The prevalence of TTI markers was statistically higher in the new FRBD group compared
to the new VUBD population (11.7% vs. 8.3%) (p=0.003, OR=1.4). The comparison of HIV,
HCV and syphilis marker seroprevalences, only in new donors, showed no statistically
significant difference between both categories of new FRBD and new VUBD (p>0.05).

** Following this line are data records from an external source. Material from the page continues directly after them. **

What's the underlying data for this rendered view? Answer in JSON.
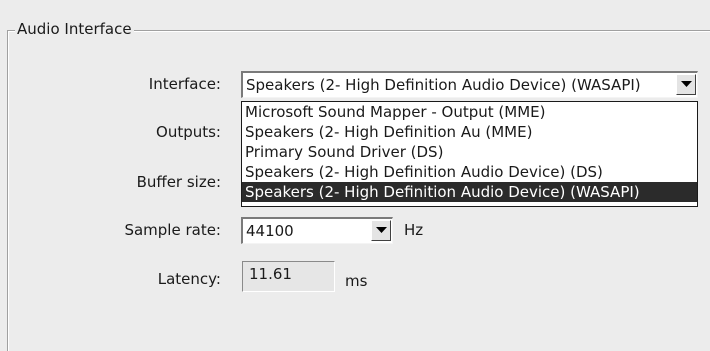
{
  "group": {
    "title": "Audio Interface"
  },
  "labels": {
    "interface": "Interface:",
    "outputs": "Outputs:",
    "buffer_size": "Buffer size:",
    "sample_rate": "Sample rate:",
    "latency": "Latency:"
  },
  "interface": {
    "selected": "Speakers (2- High Definition Audio Device) (WASAPI)",
    "options": [
      "Microsoft Sound Mapper - Output (MME)",
      "Speakers (2- High Definition Au (MME)",
      "Primary Sound Driver (DS)",
      "Speakers (2- High Definition Audio Device) (DS)",
      "Speakers (2- High Definition Audio Device) (WASAPI)"
    ],
    "highlighted_index": 4
  },
  "sample_rate": {
    "value": "44100",
    "unit": "Hz"
  },
  "latency": {
    "value": "11.61",
    "unit": "ms"
  },
  "icons": {
    "dropdown": "chevron-down-icon"
  }
}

However, for HBV, the prevalence was higher in new FRBD with a statistically significant
difference (p=0.002; Table 3). Our results showed that FRBD increases the risk of
having at least one positive serological result for one of the infectious markers
tested (p < 0.001; OR = 2.2), in line with different studies in the World.4 Furthermore,
a statistically higher seroprevalence of infectious agents in new donors was found
compared to regular donors in Africa, notably in Mali and Niger.5 The comparison of
HIV, HCV, and syphilis seroprevalences between new FRBD and new VUBD showed no statistically
significant difference in the prevalence for these three markers. However, a statistically
higher prevalence among new FRBD for HIV, HCV, and syphilis markers was found in the
Democratic Republic of Congo (DRC).6 Previously, in Cameroon, a study found a statistically
higher prevalence of HCV and HIV in first-time FRBD.7 In our study, the lack of statistically
significant difference between voluntary and replacement donors for these three markers
could be explained by the effectiveness of medical screening and the low prevalence
of these infectious markers, especially HIV, in the general population. However, in
our study, the prevalence of HBV is significantly higher in new FRBD (6.4%) than in
new VUBD (2.9%; (p<0.001). These results are similar to those of the study in the
DRC, with higher values in the new FRBD.6 Nonetheless, in Tanzania, there is no statistical
difference in the prevalence of HIV, HCV, and syphilis, but the prevalence of HBV
was significantly higher in new FRBD.8 This higher prevalence of HBsAg in FRBD could
be explained by the risk factor of transmission linked to living in a common household
with a person infected with HBV. Indeed, previous studies revealed that the HBV virus
can be transmitted between people living in the same household.9,10 Finally, it is
obvious that HBV-carried parents increase the risk of virus transmission to their
children and relatives. The COVID-19 pandemic impacted the proper supply of blood
products by increasing more than 2X the number of FRBD. Thus, replacement donations
have played an important role in limiting the damage observed with blood shortages
despite the increased risk of TTIs. Our study highlights and strengthens the WHO recommendations
for selecting voluntary unpaid donors. Our results will allow to continue collecting
family/replacement donors in blood shortage situations while taking into account the
prevalence of infectious blood markers in the new donor population.